Covert policing techniques from the USA you see in the movies or on tv don’t necessarily translate to this country. Take the example of a detective getting hold of a glass from a bar which has been used by someone who has finished a drink. The DNA traces its contains – perhaps from fingerprints or traces of saliva – can be used in court in the USA, according to Assoc. Prof. Scott Optican.
“In the United States, courts have squarely held that there is absolutely no problem with this kind of surreptitious police collection of DNA evidence. American judges have stated that once a subject has abandoned his DNA on a bar glass, discarded tissue or the like, they have no further privacy or possessory interest in it, and so no rights to protect. Hence its collection is just fair game for the police or anyone else.”
In fact, based on this very abandonment theory, Optican adds, “Just last month, detectives in Colorado recently reinvigorated a 35-year-old murder cold case. They did this by getting on the same aeroplane as the suspect, sitting a few rows behind him, and intercepting a discarded water bottle that he drank from before the flight attendant at Spirit Airlines could throw it in the bin. DNA evidence obtained from that bottle matched DNA evidence taken from a ski mask worn by the killer and preserved all these years later in a police lab. “
That suspect is now facing prosecution for the 1985 murder as a result of that very simple sting.
“So, he asks, “What about the propriety of the bar glass scenario in New Zealand? Its status is currently unsettled in New Zealand law. It’s never been tested through a New Zealand court. And that’s probably because it hasn’t been used by the police as a way of obtaining a criminal suspect’s DNA. In fact, there is no specific body of New Zealand law that governs the legality or not of DNA evidence obtained by police in this manner.”
About the speaker
Scott Optican is an Associate Professor at the University of Auckland Faculty of Law in New Zealand. A former member of the executive board of Fulbright New Zealand, he holds a BA degree in Rhetoric from the University of California at Berkeley (1982), a Masters degree (MPhil) in Criminology from the University of Cambridge, England, (1983), and a JD degree from Harvard Law School (1988). Scott interned at the Crime Prevention and Criminal Justice Branch of the United Nations in Vienna, Austria (1985), and served as a prosecutor in the New York County District Attorney's Office (1990.
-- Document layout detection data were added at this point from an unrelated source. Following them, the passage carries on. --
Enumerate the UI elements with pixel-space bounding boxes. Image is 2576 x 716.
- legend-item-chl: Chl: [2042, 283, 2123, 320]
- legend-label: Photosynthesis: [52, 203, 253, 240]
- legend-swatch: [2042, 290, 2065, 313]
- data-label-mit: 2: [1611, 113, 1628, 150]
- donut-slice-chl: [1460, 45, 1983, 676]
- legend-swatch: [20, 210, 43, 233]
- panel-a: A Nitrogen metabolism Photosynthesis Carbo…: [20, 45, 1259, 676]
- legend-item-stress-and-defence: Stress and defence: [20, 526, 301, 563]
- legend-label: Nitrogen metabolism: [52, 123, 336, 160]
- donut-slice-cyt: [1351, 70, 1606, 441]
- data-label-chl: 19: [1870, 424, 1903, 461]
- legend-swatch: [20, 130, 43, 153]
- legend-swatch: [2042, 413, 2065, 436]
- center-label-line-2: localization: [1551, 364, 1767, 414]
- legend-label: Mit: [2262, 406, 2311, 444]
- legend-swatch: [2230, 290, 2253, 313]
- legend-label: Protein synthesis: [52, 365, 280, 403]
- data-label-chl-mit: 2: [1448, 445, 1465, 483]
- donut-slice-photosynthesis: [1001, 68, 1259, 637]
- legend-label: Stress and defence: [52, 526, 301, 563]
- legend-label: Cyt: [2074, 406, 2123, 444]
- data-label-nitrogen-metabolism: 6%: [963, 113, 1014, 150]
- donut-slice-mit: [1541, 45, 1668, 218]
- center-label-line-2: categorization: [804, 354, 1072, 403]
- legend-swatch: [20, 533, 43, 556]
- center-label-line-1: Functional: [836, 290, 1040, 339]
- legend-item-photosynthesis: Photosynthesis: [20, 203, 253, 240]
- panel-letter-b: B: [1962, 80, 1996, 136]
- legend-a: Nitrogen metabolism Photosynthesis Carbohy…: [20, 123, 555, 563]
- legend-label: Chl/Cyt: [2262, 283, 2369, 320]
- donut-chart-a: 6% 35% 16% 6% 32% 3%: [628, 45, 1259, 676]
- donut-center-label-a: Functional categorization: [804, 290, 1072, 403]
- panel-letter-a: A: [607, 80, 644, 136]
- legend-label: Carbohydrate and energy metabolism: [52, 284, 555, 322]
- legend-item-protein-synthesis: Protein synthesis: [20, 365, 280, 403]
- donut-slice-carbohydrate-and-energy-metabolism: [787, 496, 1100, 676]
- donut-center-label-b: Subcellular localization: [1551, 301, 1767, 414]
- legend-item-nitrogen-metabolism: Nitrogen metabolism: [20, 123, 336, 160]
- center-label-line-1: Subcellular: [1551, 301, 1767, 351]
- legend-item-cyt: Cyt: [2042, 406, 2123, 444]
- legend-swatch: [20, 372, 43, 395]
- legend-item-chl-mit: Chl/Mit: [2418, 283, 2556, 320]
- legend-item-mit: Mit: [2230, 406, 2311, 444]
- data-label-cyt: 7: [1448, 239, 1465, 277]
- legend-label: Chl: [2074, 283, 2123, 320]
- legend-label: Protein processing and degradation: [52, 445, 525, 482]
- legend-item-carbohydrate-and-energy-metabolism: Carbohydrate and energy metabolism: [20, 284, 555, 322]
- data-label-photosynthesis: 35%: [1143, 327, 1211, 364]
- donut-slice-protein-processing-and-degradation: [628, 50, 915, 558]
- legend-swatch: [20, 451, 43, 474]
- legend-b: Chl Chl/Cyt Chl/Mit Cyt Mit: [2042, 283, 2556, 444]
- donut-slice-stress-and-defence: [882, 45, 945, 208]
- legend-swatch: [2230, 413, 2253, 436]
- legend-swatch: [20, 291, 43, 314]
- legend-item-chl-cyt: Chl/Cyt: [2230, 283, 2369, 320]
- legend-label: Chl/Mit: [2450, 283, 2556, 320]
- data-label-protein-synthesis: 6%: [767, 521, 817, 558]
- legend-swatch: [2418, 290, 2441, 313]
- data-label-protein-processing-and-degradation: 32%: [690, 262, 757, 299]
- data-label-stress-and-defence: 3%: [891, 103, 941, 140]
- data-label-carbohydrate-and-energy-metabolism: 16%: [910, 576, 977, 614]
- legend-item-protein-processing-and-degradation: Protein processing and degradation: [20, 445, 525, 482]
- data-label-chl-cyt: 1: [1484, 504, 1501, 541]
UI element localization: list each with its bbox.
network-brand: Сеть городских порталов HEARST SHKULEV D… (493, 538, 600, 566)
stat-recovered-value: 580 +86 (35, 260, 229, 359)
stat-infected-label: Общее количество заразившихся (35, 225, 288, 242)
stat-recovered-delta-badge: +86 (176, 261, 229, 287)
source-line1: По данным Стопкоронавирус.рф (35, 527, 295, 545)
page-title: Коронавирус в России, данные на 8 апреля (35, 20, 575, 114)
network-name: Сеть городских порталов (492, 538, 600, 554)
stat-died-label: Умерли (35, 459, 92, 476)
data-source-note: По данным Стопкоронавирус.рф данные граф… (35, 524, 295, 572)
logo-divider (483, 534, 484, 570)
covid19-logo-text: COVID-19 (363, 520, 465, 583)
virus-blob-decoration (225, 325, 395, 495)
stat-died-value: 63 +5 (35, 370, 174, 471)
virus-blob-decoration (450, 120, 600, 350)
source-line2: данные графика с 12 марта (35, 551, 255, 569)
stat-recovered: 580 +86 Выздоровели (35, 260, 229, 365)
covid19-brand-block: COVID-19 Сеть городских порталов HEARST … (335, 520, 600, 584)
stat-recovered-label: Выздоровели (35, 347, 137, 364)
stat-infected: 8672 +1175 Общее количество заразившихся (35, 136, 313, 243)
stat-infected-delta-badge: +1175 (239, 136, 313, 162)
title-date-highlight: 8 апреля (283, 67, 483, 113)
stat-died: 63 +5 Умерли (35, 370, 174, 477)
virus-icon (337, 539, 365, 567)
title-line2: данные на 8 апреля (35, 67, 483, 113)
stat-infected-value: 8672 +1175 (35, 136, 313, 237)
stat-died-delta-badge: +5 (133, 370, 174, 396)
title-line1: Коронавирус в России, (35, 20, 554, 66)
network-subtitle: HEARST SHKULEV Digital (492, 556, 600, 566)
He specializes in evidence, criminal procedure, and comparative criminal procedure, and has written widely on criminal justice and policing issues arising under the New Zealand Bill of Rights. Scott is also a co-author of The New Zealand Bill of Rights, the first comprehensive treatise on the protection of rights and freedoms under the New Zealand Bill of Rights Act 1990.
In 2001, Scott was a Visiting Professor at the University of Oregon School of Law, USA, where he taught criminal law and criminal procedure. In June 2004, Scott taught comparative criminal procedure at the University of Auckland Faculty of Law. He also taught comparative criminal procedure at the University of Western Ontario, and at the University of Kansas School of Law.
In 2005, Scott gave lectures on Western concepts of criminal procedure to Turkish lawyers, academics and judges attending seminars at the Bahcesehir University Faculty of Law in Istanbul, Turkey. He also travelled to Israel in 2007 to be a visiting professor at the University of Haifa Faculty of Law. Scott’s co-authored a book on the NZ Evidence Act and a chapter on criminal procedure to Criminal Justice in New Zealand. Recent articles include publications on the exclusion of illegally obtained evidence under s 30 of the NZ Evidence Act 2006, and a comparative examination of exclusion under US and NZ law. Scott is a regular commentator in the New Zealand media on issues related to crime and justice.